Quien ha encontrado a Dios ha encontrado todo. Después de descubrir a Dios, ya no queda ningún descubrimiento por hacer. Por lo tanto, cuando una persona ha descubierto a Dios toda su atención se enfoca en Él. Dios se convierte para él en una fortuna que atesora, y a partir de entonces es a Él a quien recurre para todas sus necesidades materiales y espirituales.
Supongamos que alguien se come una manzana, pero no detecta en ella ningún sabor ni recibe de ella ningún nutriente. Podría decirse que no se ha comido ninguna manzana, solo algo que parece una manzana. Lo mismo puede decirse sobre darse cuenta de la existencia de Dios. Alguien que realmente ha descubierto a Dios saboreará felizmente la esencia de esa experiencia; pero cualquiera que afirme haber descubierto a Dios sin esa sensación de euforia, sin duda no ha hecho tal descubrimiento, solo ha descubierto algo que erróneamente cree que es Dios, como quien se come una manzana falsa y no obtiene de ella ninguna satisfacción.

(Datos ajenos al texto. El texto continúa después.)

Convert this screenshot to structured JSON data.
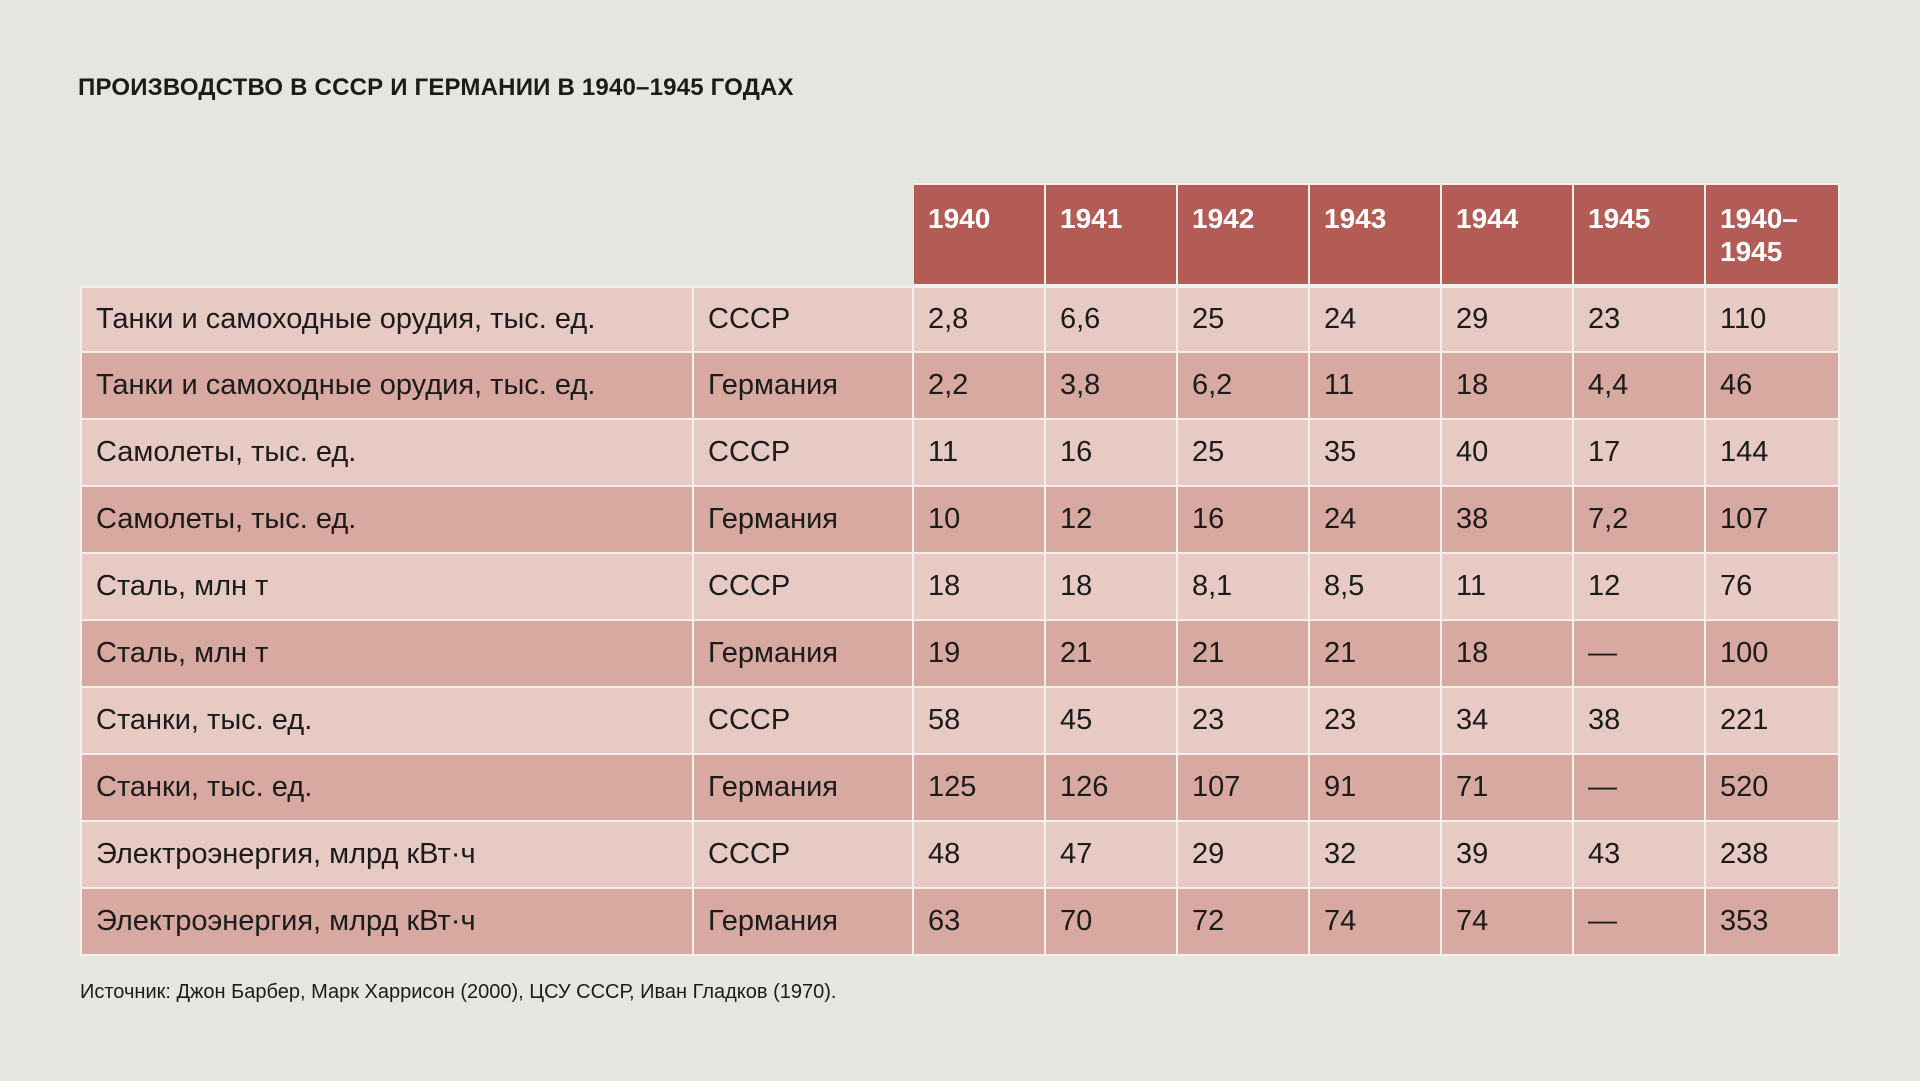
{
  "title": "ПРОИЗВОДСТВО В СССР И ГЕРМАНИИ В 1940–1945 ГОДАХ",
  "table": {
    "headers": [
      "1940",
      "1941",
      "1942",
      "1943",
      "1944",
      "1945",
      "1940–1945"
    ],
    "rows": [
      {
        "indicator": "Танки и самоходные орудия, тыс. ед.",
        "country": "СССР",
        "values": [
          "2,8",
          "6,6",
          "25",
          "24",
          "29",
          "23",
          "110"
        ]
      },
      {
        "indicator": "Танки и самоходные орудия, тыс. ед.",
        "country": "Германия",
        "values": [
          "2,2",
          "3,8",
          "6,2",
          "11",
          "18",
          "4,4",
          "46"
        ]
      },
      {
        "indicator": "Самолеты, тыс. ед.",
        "country": "СССР",
        "values": [
          "11",
          "16",
          "25",
          "35",
          "40",
          "17",
          "144"
        ]
      },
      {
        "indicator": "Самолеты, тыс. ед.",
        "country": "Германия",
        "values": [
          "10",
          "12",
          "16",
          "24",
          "38",
          "7,2",
          "107"
        ]
      },
      {
        "indicator": "Сталь, млн т",
        "country": "СССР",
        "values": [
          "18",
          "18",
          "8,1",
          "8,5",
          "11",
          "12",
          "76"
        ]
      },
      {
        "indicator": "Сталь, млн т",
        "country": "Германия",
        "values": [
          "19",
          "21",
          "21",
          "21",
          "18",
          "—",
          "100"
        ]
      },
      {
        "indicator": "Станки, тыс. ед.",
        "country": "СССР",
        "values": [
          "58",
          "45",
          "23",
          "23",
          "34",
          "38",
          "221"
        ]
      },
      {
        "indicator": "Станки, тыс. ед.",
        "country": "Германия",
        "values": [
          "125",
          "126",
          "107",
          "91",
          "71",
          "—",
          "520"
        ]
      },
      {
        "indicator": "Электроэнергия, млрд кВт·ч",
        "country": "СССР",
        "values": [
          "48",
          "47",
          "29",
          "32",
          "39",
          "43",
          "238"
        ]
      },
      {
        "indicator": "Электроэнергия, млрд кВт·ч",
        "country": "Германия",
        "values": [
          "63",
          "70",
          "72",
          "74",
          "74",
          "—",
          "353"
        ]
      }
    ]
  },
  "source": "Источник: Джон Барбер, Марк Харрисон (2000), ЦСУ СССР, Иван Гладков (1970).",
  "colors": {
    "background": "#e6e5df",
    "header": "#b35c55",
    "row_light": "#e8cac4",
    "row_dark": "#d8a9a0",
    "grid": "#f3efec"
  }
}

El mundo de Dios es una colección de átomos. En su forma elemental, todo consiste del mismo tipo de material inerte; pero Dios ha moldeado esta materia en una incontable diversidad de formas: luz, calor, vegetación y agua. 
Él también ha investido a la materia inerte con las propiedades de color, sabor y olor; y por todas partes Él ha puesto las cosas en movimiento, controlándolo cuidadosamente por medio de la gravedad. Descubrir al Dios que ha creado tal mundo es mucho más que adquirir un credo seco, significa llenarse el corazón y el alma con el brillo radiante de la luz divina y abrir la mente propia a la belleza y delicadeza increíbles.

Cuando comemos frutas deliciosas, esto nos da una gran sensación de disfrute. Cuando un niño hermoso nace de una pareja, su alegría no conoce límites. Entonces, ¿qué hay de nuestra experiencia de Dios, que es la fuente de toda belleza, alegría y virtud? ¿Puede uno mantenerse impasible al descubrirlo a Él? Esto es algo difícil de imaginar, pues una experiencia tan sublime ciertamente deja su marca en uno.